Honestly, what more could they ask for in a senator? Aside from being the chamber’s expert on nuclear proliferation and its longest-serving Republican, he has executive experience (mayor of Indianapolis from 1968-1976) and business experience (currently manages a 604-acre family farm and worked in the family food machinery business before entering politics); he was an Eagle Scout; he’s been married for nearly 56 years; and he’s never not been a Republican. There’s only one reason to discount him: He works nicely with Democrats. GASP.
I could take this moment to repeat the same old talking points about how irrelevant that is when your other option is a genuine statesman. Seeing as this is Indiana, home of the centrist Bayhs (the last of whom, former Sen. Evan Bayh [D-IN], could charitably be described as the Democratic Lugar), you’d think they would have continued a strategy that was working perfectly well for them. Lugar lent the party some much-needed credibility and maturity. And his constituents knew it. Until now, apparently.
But STPAWICCBTN? What does he have to offer that every other Tea Party candidate in the country doesn’t? (He is a geologist by trade, which is pretty rare in politics, but so what?) Actually, his biggest offer is to the Indiana Democrats. They may actually run a candidate for that seat this time. And if voters start missing someone like Bayh in the absence of Lugar, that candidate might win.

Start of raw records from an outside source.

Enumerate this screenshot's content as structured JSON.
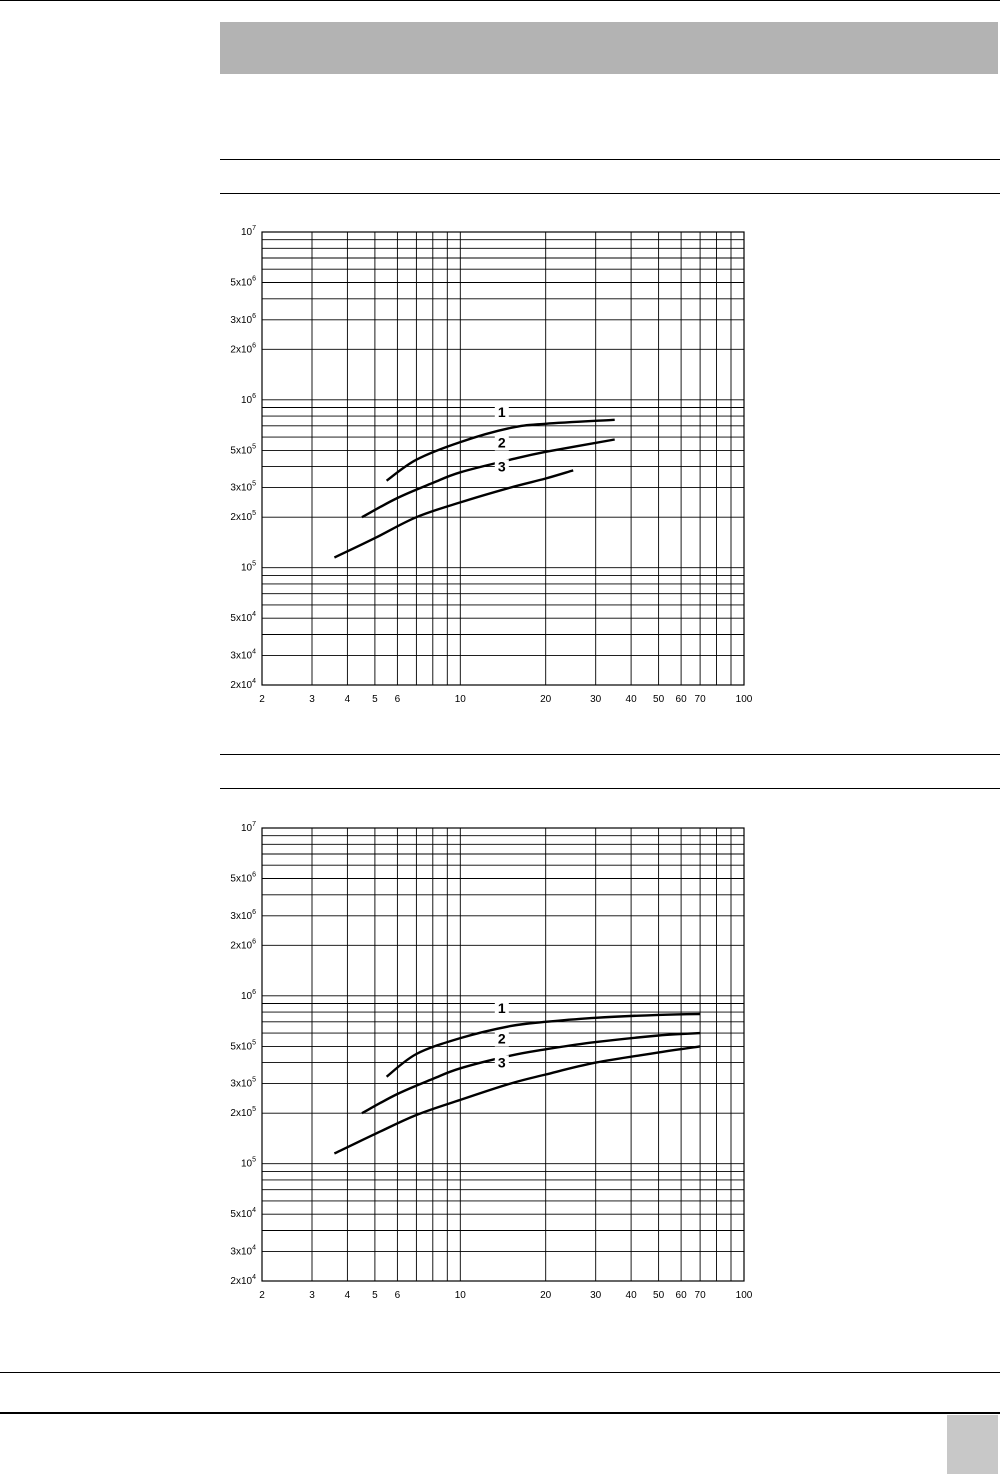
{
  "header": {
    "bar_color": "#b3b3b3"
  },
  "footer": {
    "corner_box_color": "#c8c8c8"
  },
  "chart_data": [
    {
      "type": "line",
      "xscale": "log",
      "yscale": "log",
      "xlim": [
        2,
        100
      ],
      "ylim": [
        20000,
        10000000
      ],
      "grid": true,
      "x_ticks": [
        {
          "v": 2,
          "label": "2"
        },
        {
          "v": 3,
          "label": "3"
        },
        {
          "v": 4,
          "label": "4"
        },
        {
          "v": 5,
          "label": "5"
        },
        {
          "v": 6,
          "label": "6"
        },
        {
          "v": 10,
          "label": "10"
        },
        {
          "v": 20,
          "label": "20"
        },
        {
          "v": 30,
          "label": "30"
        },
        {
          "v": 40,
          "label": "40"
        },
        {
          "v": 50,
          "label": "50"
        },
        {
          "v": 60,
          "label": "60"
        },
        {
          "v": 70,
          "label": "70"
        },
        {
          "v": 100,
          "label": "100"
        }
      ],
      "y_ticks": [
        {
          "v": 10000000,
          "mant": "10",
          "exp": "7"
        },
        {
          "v": 5000000,
          "mant": "5x10",
          "exp": "6"
        },
        {
          "v": 3000000,
          "mant": "3x10",
          "exp": "6"
        },
        {
          "v": 2000000,
          "mant": "2x10",
          "exp": "6"
        },
        {
          "v": 1000000,
          "mant": "10",
          "exp": "6"
        },
        {
          "v": 500000,
          "mant": "5x10",
          "exp": "5"
        },
        {
          "v": 300000,
          "mant": "3x10",
          "exp": "5"
        },
        {
          "v": 200000,
          "mant": "2x10",
          "exp": "5"
        },
        {
          "v": 100000,
          "mant": "10",
          "exp": "5"
        },
        {
          "v": 50000,
          "mant": "5x10",
          "exp": "4"
        },
        {
          "v": 30000,
          "mant": "3x10",
          "exp": "4"
        },
        {
          "v": 20000,
          "mant": "2x10",
          "exp": "4"
        }
      ],
      "series": [
        {
          "label": "1",
          "label_at": [
            14,
            790000
          ],
          "points": [
            [
              5.5,
              330000
            ],
            [
              7,
              440000
            ],
            [
              10,
              560000
            ],
            [
              15,
              680000
            ],
            [
              20,
              720000
            ],
            [
              35,
              760000
            ]
          ]
        },
        {
          "label": "2",
          "label_at": [
            14,
            520000
          ],
          "points": [
            [
              4.5,
              200000
            ],
            [
              6,
              260000
            ],
            [
              8,
              320000
            ],
            [
              10,
              370000
            ],
            [
              15,
              440000
            ],
            [
              20,
              490000
            ],
            [
              35,
              580000
            ]
          ]
        },
        {
          "label": "3",
          "label_at": [
            14,
            375000
          ],
          "points": [
            [
              3.6,
              115000
            ],
            [
              5,
              150000
            ],
            [
              7,
              200000
            ],
            [
              10,
              245000
            ],
            [
              15,
              300000
            ],
            [
              20,
              340000
            ],
            [
              25,
              380000
            ]
          ]
        }
      ]
    },
    {
      "type": "line",
      "xscale": "log",
      "yscale": "log",
      "xlim": [
        2,
        100
      ],
      "ylim": [
        20000,
        10000000
      ],
      "grid": true,
      "x_ticks": [
        {
          "v": 2,
          "label": "2"
        },
        {
          "v": 3,
          "label": "3"
        },
        {
          "v": 4,
          "label": "4"
        },
        {
          "v": 5,
          "label": "5"
        },
        {
          "v": 6,
          "label": "6"
        },
        {
          "v": 10,
          "label": "10"
        },
        {
          "v": 20,
          "label": "20"
        },
        {
          "v": 30,
          "label": "30"
        },
        {
          "v": 40,
          "label": "40"
        },
        {
          "v": 50,
          "label": "50"
        },
        {
          "v": 60,
          "label": "60"
        },
        {
          "v": 70,
          "label": "70"
        },
        {
          "v": 100,
          "label": "100"
        }
      ],
      "y_ticks": [
        {
          "v": 10000000,
          "mant": "10",
          "exp": "7"
        },
        {
          "v": 5000000,
          "mant": "5x10",
          "exp": "6"
        },
        {
          "v": 3000000,
          "mant": "3x10",
          "exp": "6"
        },
        {
          "v": 2000000,
          "mant": "2x10",
          "exp": "6"
        },
        {
          "v": 1000000,
          "mant": "10",
          "exp": "6"
        },
        {
          "v": 500000,
          "mant": "5x10",
          "exp": "5"
        },
        {
          "v": 300000,
          "mant": "3x10",
          "exp": "5"
        },
        {
          "v": 200000,
          "mant": "2x10",
          "exp": "5"
        },
        {
          "v": 100000,
          "mant": "10",
          "exp": "5"
        },
        {
          "v": 50000,
          "mant": "5x10",
          "exp": "4"
        },
        {
          "v": 30000,
          "mant": "3x10",
          "exp": "4"
        },
        {
          "v": 20000,
          "mant": "2x10",
          "exp": "4"
        }
      ],
      "series": [
        {
          "label": "1",
          "label_at": [
            14,
            790000
          ],
          "points": [
            [
              5.5,
              330000
            ],
            [
              7,
              450000
            ],
            [
              10,
              560000
            ],
            [
              15,
              660000
            ],
            [
              20,
              700000
            ],
            [
              30,
              740000
            ],
            [
              50,
              770000
            ],
            [
              70,
              780000
            ]
          ]
        },
        {
          "label": "2",
          "label_at": [
            14,
            520000
          ],
          "points": [
            [
              4.5,
              200000
            ],
            [
              6,
              260000
            ],
            [
              8,
              320000
            ],
            [
              10,
              370000
            ],
            [
              15,
              440000
            ],
            [
              20,
              480000
            ],
            [
              30,
              530000
            ],
            [
              50,
              580000
            ],
            [
              70,
              600000
            ]
          ]
        },
        {
          "label": "3",
          "label_at": [
            14,
            375000
          ],
          "points": [
            [
              3.6,
              115000
            ],
            [
              5,
              150000
            ],
            [
              7,
              195000
            ],
            [
              10,
              240000
            ],
            [
              15,
              300000
            ],
            [
              20,
              340000
            ],
            [
              30,
              400000
            ],
            [
              50,
              460000
            ],
            [
              70,
              500000
            ]
          ]
        }
      ]
    }
  ]
}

It’s been proven many times for the past four years that Republicans, more so than Democrats, don’t like candidates who independents and centrists approve of. Perhaps this is because the biggest political fad of that time (the Tea Party) has favored them exclusively. But it will pass. Those same voters will ask where the people they elected have gotten them. Fads fade away, but wisdom and ability are forever.

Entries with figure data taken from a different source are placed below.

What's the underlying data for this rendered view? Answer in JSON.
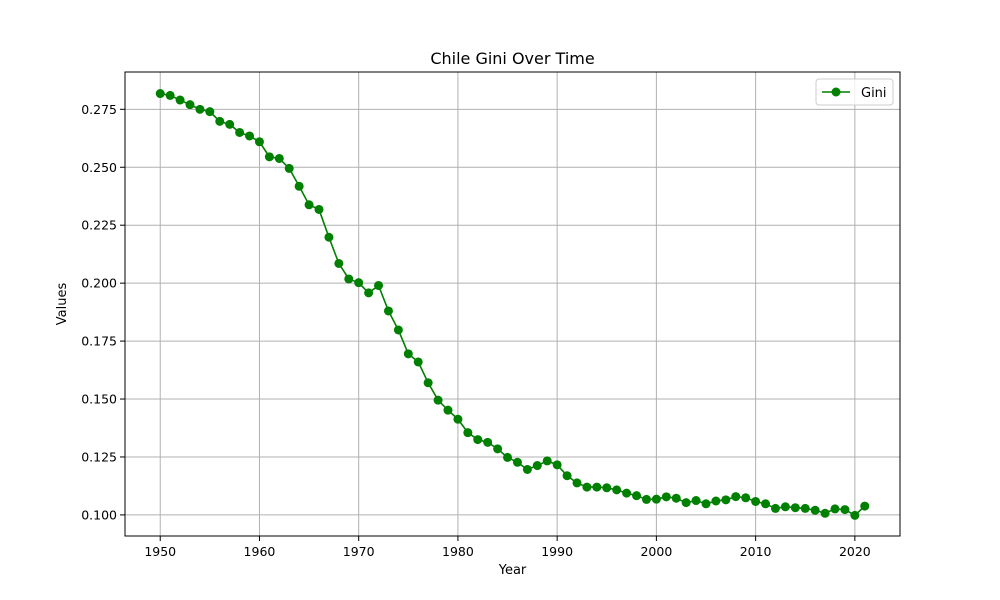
{
  "chart_data": {
    "type": "line",
    "title": "Chile Gini Over Time",
    "xlabel": "Year",
    "ylabel": "Values",
    "xlim": [
      1946.45,
      2024.55
    ],
    "ylim": [
      0.0909,
      0.2911
    ],
    "xticks": [
      1950,
      1960,
      1970,
      1980,
      1990,
      2000,
      2010,
      2020
    ],
    "yticks": [
      0.1,
      0.125,
      0.15,
      0.175,
      0.2,
      0.225,
      0.25,
      0.275
    ],
    "grid": true,
    "legend_position": "top-right",
    "series": [
      {
        "name": "Gini",
        "color": "#008000",
        "marker": "circle",
        "x": [
          1950,
          1951,
          1952,
          1953,
          1954,
          1955,
          1956,
          1957,
          1958,
          1959,
          1960,
          1961,
          1962,
          1963,
          1964,
          1965,
          1966,
          1967,
          1968,
          1969,
          1970,
          1971,
          1972,
          1973,
          1974,
          1975,
          1976,
          1977,
          1978,
          1979,
          1980,
          1981,
          1982,
          1983,
          1984,
          1985,
          1986,
          1987,
          1988,
          1989,
          1990,
          1991,
          1992,
          1993,
          1994,
          1995,
          1996,
          1997,
          1998,
          1999,
          2000,
          2001,
          2002,
          2003,
          2004,
          2005,
          2006,
          2007,
          2008,
          2009,
          2010,
          2011,
          2012,
          2013,
          2014,
          2015,
          2016,
          2017,
          2018,
          2019,
          2020,
          2021
        ],
        "values": [
          0.2818,
          0.281,
          0.279,
          0.277,
          0.275,
          0.274,
          0.2698,
          0.2685,
          0.265,
          0.2635,
          0.261,
          0.2545,
          0.2538,
          0.2495,
          0.2418,
          0.2338,
          0.2318,
          0.2198,
          0.2085,
          0.2018,
          0.2002,
          0.1958,
          0.199,
          0.188,
          0.1798,
          0.1695,
          0.166,
          0.157,
          0.1495,
          0.1452,
          0.1413,
          0.1355,
          0.1325,
          0.1313,
          0.1285,
          0.1248,
          0.1227,
          0.1196,
          0.1213,
          0.1233,
          0.1216,
          0.1169,
          0.1138,
          0.112,
          0.112,
          0.1117,
          0.1108,
          0.1094,
          0.1083,
          0.1067,
          0.1068,
          0.1078,
          0.1072,
          0.1053,
          0.1062,
          0.1048,
          0.106,
          0.1065,
          0.1079,
          0.1074,
          0.1058,
          0.1048,
          0.1028,
          0.1035,
          0.1031,
          0.1028,
          0.102,
          0.1007,
          0.1026,
          0.1023,
          0.0998,
          0.1038
        ]
      }
    ]
  }
}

If the worst thing you can say about Lugar is that he’s been in the Senate for six terms, or that he’s a insufficiently right-wing, he’s a much better member of Congress than most.
I’m not happy to see someone with a reputation for bipartisanship get ousted. I am not a tea party supporter.
I wonder how many more congressional seats the Tea Party needs to win before their opponents stop treating them in a condescending and derisively dismissive manner. The Tea Party knows what small set of things it stands for. Its supporters are passionate and they show up to vote. And they stick to their guns. They practice a brand of 21st century American politics that is unshackled by old mainstream tendencies.
Opponents of the Tea Party would do well to stop treating them like poison ivy: an itchy nuisance of no real concern that will clear up if left alone. Instead they should be asking why other Americans (who don’t think of themselves as 2-holes or jerks or morons, BTW) are voting for TP candidates.
It shouldn’t be too hard to figure that out: They oppose excessive government intrusion and taxation. That’s fine with me. But at some point you need an agenda beyond that, and they have yet to develop one, so I can see why people would think of them as an amorphous single-issue interest group like all the others.